KenLM models are probabilistic n-gram languge models that models. One use case of these models consist on fast perplexity estimation for filtering or sampling large datasets. For example, one could use a KenLM model trained on French Wikipedia to run inference on a large dataset and filter out samples that are very unlike to appear on Wikipedia (high perplexity), or very simple non-informative sentences that could appear repeatedly (low perplexity).

  • {language}.arpa.bin: The trained KenLM model binary
  • {language}.sp.model: The trained SentencePiece model used for tokenization
  • {language}.sp.vocab: The vocabulary file for the SentencePiece model

The models have been trained using some of the preprocessing steps from cc_net, in particular replacing numbers with zeros and normalizing punctuation.
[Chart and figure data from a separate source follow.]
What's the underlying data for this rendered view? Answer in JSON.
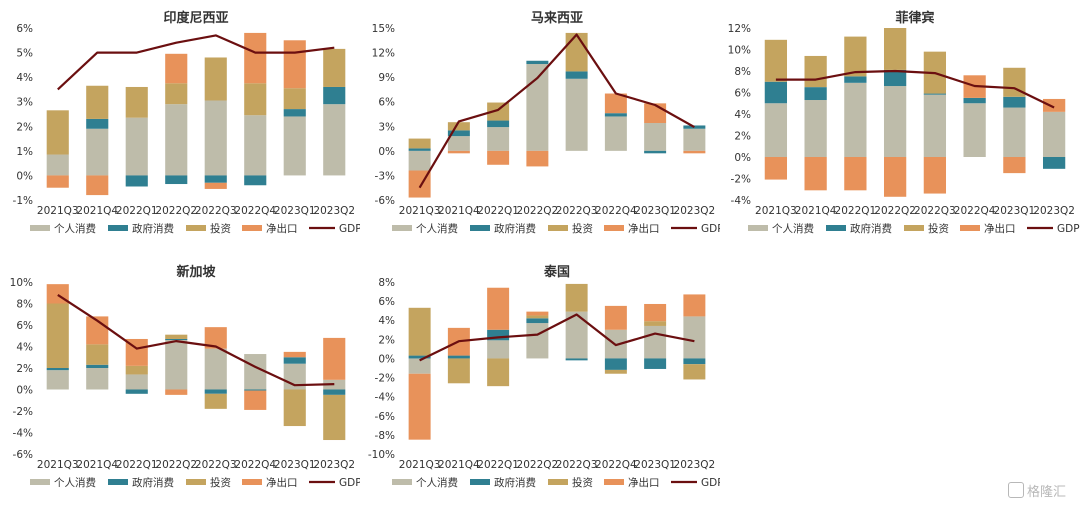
{
  "watermark": "格隆汇",
  "colors": {
    "个人消费": "#bebcaa",
    "政府消费": "#2f7f91",
    "投资": "#c4a45f",
    "净出口": "#e8925a",
    "GDP": "#6b0f10"
  },
  "chart_data": [
    {
      "type": "bar",
      "stacked": true,
      "title": "印度尼西亚",
      "categories": [
        "2021Q3",
        "2021Q4",
        "2022Q1",
        "2022Q2",
        "2022Q3",
        "2022Q4",
        "2023Q1",
        "2023Q2"
      ],
      "ylim": [
        -1,
        6
      ],
      "yticks": [
        -1,
        0,
        1,
        2,
        3,
        4,
        5,
        6
      ],
      "yticklabels": [
        "-1%",
        "0%",
        "1%",
        "2%",
        "3%",
        "4%",
        "5%",
        "6%"
      ],
      "series": [
        {
          "name": "个人消费",
          "values": [
            0.85,
            1.9,
            2.35,
            2.9,
            3.05,
            2.45,
            2.4,
            2.9
          ]
        },
        {
          "name": "政府消费",
          "values": [
            0,
            0.4,
            -0.45,
            -0.35,
            -0.3,
            -0.4,
            0.3,
            0.7
          ]
        },
        {
          "name": "投资",
          "values": [
            1.8,
            1.35,
            1.25,
            0.85,
            1.75,
            1.3,
            0.85,
            1.55
          ]
        },
        {
          "name": "净出口",
          "values": [
            -0.5,
            -0.8,
            0,
            1.2,
            -0.25,
            2.05,
            1.95,
            0
          ]
        }
      ],
      "line": {
        "name": "GDP",
        "values": [
          3.5,
          5.0,
          5.0,
          5.4,
          5.7,
          5.0,
          5.0,
          5.2
        ]
      },
      "legend": [
        "个人消费",
        "政府消费",
        "投资",
        "净出口",
        "GDP"
      ]
    },
    {
      "type": "bar",
      "stacked": true,
      "title": "马来西亚",
      "categories": [
        "2021Q3",
        "2021Q4",
        "2022Q1",
        "2022Q2",
        "2022Q3",
        "2022Q4",
        "2023Q1",
        "2023Q2"
      ],
      "ylim": [
        -6,
        15
      ],
      "yticks": [
        -6,
        -3,
        0,
        3,
        6,
        9,
        12,
        15
      ],
      "yticklabels": [
        "-6%",
        "-3%",
        "0%",
        "3%",
        "6%",
        "9%",
        "12%",
        "15%"
      ],
      "series": [
        {
          "name": "个人消费",
          "values": [
            -2.4,
            1.8,
            2.9,
            10.6,
            8.8,
            4.2,
            3.4,
            2.7
          ]
        },
        {
          "name": "政府消费",
          "values": [
            0.3,
            0.7,
            0.8,
            0.4,
            0.9,
            0.4,
            -0.3,
            0.4
          ]
        },
        {
          "name": "投资",
          "values": [
            1.2,
            1.0,
            2.2,
            0,
            4.7,
            0,
            0,
            0
          ]
        },
        {
          "name": "净出口",
          "values": [
            -3.3,
            -0.3,
            -1.7,
            -1.9,
            0,
            2.4,
            2.4,
            -0.3
          ]
        }
      ],
      "line": {
        "name": "GDP",
        "values": [
          -4.5,
          3.6,
          5.0,
          8.9,
          14.2,
          7.0,
          5.6,
          2.9
        ]
      },
      "legend": [
        "个人消费",
        "政府消费",
        "投资",
        "净出口",
        "GDP"
      ]
    },
    {
      "type": "bar",
      "stacked": true,
      "title": "菲律宾",
      "categories": [
        "2021Q3",
        "2021Q4",
        "2022Q1",
        "2022Q2",
        "2022Q3",
        "2022Q4",
        "2023Q1",
        "2023Q2"
      ],
      "ylim": [
        -4,
        12
      ],
      "yticks": [
        -4,
        -2,
        0,
        2,
        4,
        6,
        8,
        10,
        12
      ],
      "yticklabels": [
        "-4%",
        "-2%",
        "0%",
        "2%",
        "4%",
        "6%",
        "8%",
        "10%",
        "12%"
      ],
      "series": [
        {
          "name": "个人消费",
          "values": [
            5.0,
            5.3,
            6.9,
            6.6,
            5.8,
            5.0,
            4.6,
            4.2
          ]
        },
        {
          "name": "政府消费",
          "values": [
            2.0,
            1.2,
            0.6,
            1.5,
            0.1,
            0.5,
            1.0,
            -1.1
          ]
        },
        {
          "name": "投资",
          "values": [
            3.9,
            2.9,
            3.7,
            3.9,
            3.9,
            0,
            2.7,
            0
          ]
        },
        {
          "name": "净出口",
          "values": [
            -2.1,
            -3.1,
            -3.1,
            -3.7,
            -3.4,
            2.1,
            -1.5,
            1.2
          ]
        }
      ],
      "line": {
        "name": "GDP",
        "values": [
          7.2,
          7.2,
          7.9,
          8.0,
          7.8,
          6.6,
          6.4,
          4.6
        ]
      },
      "legend": [
        "个人消费",
        "政府消费",
        "投资",
        "净出口",
        "GDP"
      ]
    },
    {
      "type": "bar",
      "stacked": true,
      "title": "新加坡",
      "categories": [
        "2021Q3",
        "2021Q4",
        "2022Q1",
        "2022Q2",
        "2022Q3",
        "2022Q4",
        "2023Q1",
        "2023Q2"
      ],
      "ylim": [
        -6,
        10
      ],
      "yticks": [
        -6,
        -4,
        -2,
        0,
        2,
        4,
        6,
        8,
        10
      ],
      "yticklabels": [
        "-6%",
        "-4%",
        "-2%",
        "0%",
        "2%",
        "4%",
        "6%",
        "8%",
        "10%"
      ],
      "series": [
        {
          "name": "个人消费",
          "values": [
            1.8,
            2.0,
            1.4,
            4.6,
            3.8,
            3.3,
            2.4,
            0.9
          ]
        },
        {
          "name": "政府消费",
          "values": [
            0.2,
            0.3,
            -0.4,
            0.1,
            -0.4,
            -0.1,
            0.6,
            -0.5
          ]
        },
        {
          "name": "投资",
          "values": [
            6.0,
            1.9,
            0.8,
            0.4,
            -1.4,
            0,
            -3.4,
            -4.2
          ]
        },
        {
          "name": "净出口",
          "values": [
            1.8,
            2.6,
            2.5,
            -0.5,
            2.0,
            -1.8,
            0.5,
            3.9
          ]
        }
      ],
      "line": {
        "name": "GDP",
        "values": [
          8.8,
          6.4,
          3.8,
          4.5,
          4.0,
          2.1,
          0.4,
          0.5
        ]
      },
      "legend": [
        "个人消费",
        "政府消费",
        "投资",
        "净出口",
        "GDP"
      ]
    },
    {
      "type": "bar",
      "stacked": true,
      "title": "泰国",
      "categories": [
        "2021Q3",
        "2021Q4",
        "2022Q1",
        "2022Q2",
        "2022Q3",
        "2022Q4",
        "2023Q1",
        "2023Q2"
      ],
      "ylim": [
        -10,
        8
      ],
      "yticks": [
        -10,
        -8,
        -6,
        -4,
        -2,
        0,
        2,
        4,
        6,
        8
      ],
      "yticklabels": [
        "-10%",
        "-8%",
        "-6%",
        "-4%",
        "-2%",
        "0%",
        "2%",
        "4%",
        "6%",
        "8%"
      ],
      "series": [
        {
          "name": "个人消费",
          "values": [
            -1.6,
            0,
            1.9,
            3.7,
            4.9,
            3.0,
            3.4,
            4.4
          ]
        },
        {
          "name": "政府消费",
          "values": [
            0.3,
            0.3,
            1.1,
            0.5,
            -0.2,
            -1.2,
            -1.1,
            -0.6
          ]
        },
        {
          "name": "投资",
          "values": [
            5.0,
            -2.6,
            -2.9,
            0.3,
            2.9,
            -0.4,
            0.5,
            -1.6
          ]
        },
        {
          "name": "净出口",
          "values": [
            -6.9,
            2.9,
            4.4,
            0.4,
            0,
            2.5,
            1.8,
            2.3
          ]
        }
      ],
      "line": {
        "name": "GDP",
        "values": [
          -0.2,
          1.8,
          2.2,
          2.5,
          4.6,
          1.4,
          2.6,
          1.8
        ]
      },
      "legend": [
        "个人消费",
        "政府消费",
        "投资",
        "净出口",
        "GDP"
      ]
    }
  ]
}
So, it is important to keep the default values for the parameters: lower_case, remove_accents, normalize_numbers and punctuation when using the pre-trained models in order to replicate the same pre-processing steps at inference time.

Dependencies

  • KenLM: pip install https://github.com/kpu/kenlm/archive/master.zip
  • SentencePiece: pip install sentencepiece

Example:

from model import KenlmModel


# Load model trained on English wikipedia
model = KenlmModel.from_pretrained("wikipedia", "en")

# Get perplexity
model.get_perplexity("I am very perplexed")
# 341.3 (low perplexity, since sentence style is formal and with no grammar mistakes)

model.get_perplexity("im hella trippin")
# 46793.5 (high perplexity, since the sentence is colloquial and contains grammar mistakes)

In the example above we see that, since Wikipedia is a collection of encyclopedic articles, a KenLM model trained on it will naturally give lower perplexity scores to sentences with formal language and no grammar mistakes than colloquial sentences with grammar mistakes.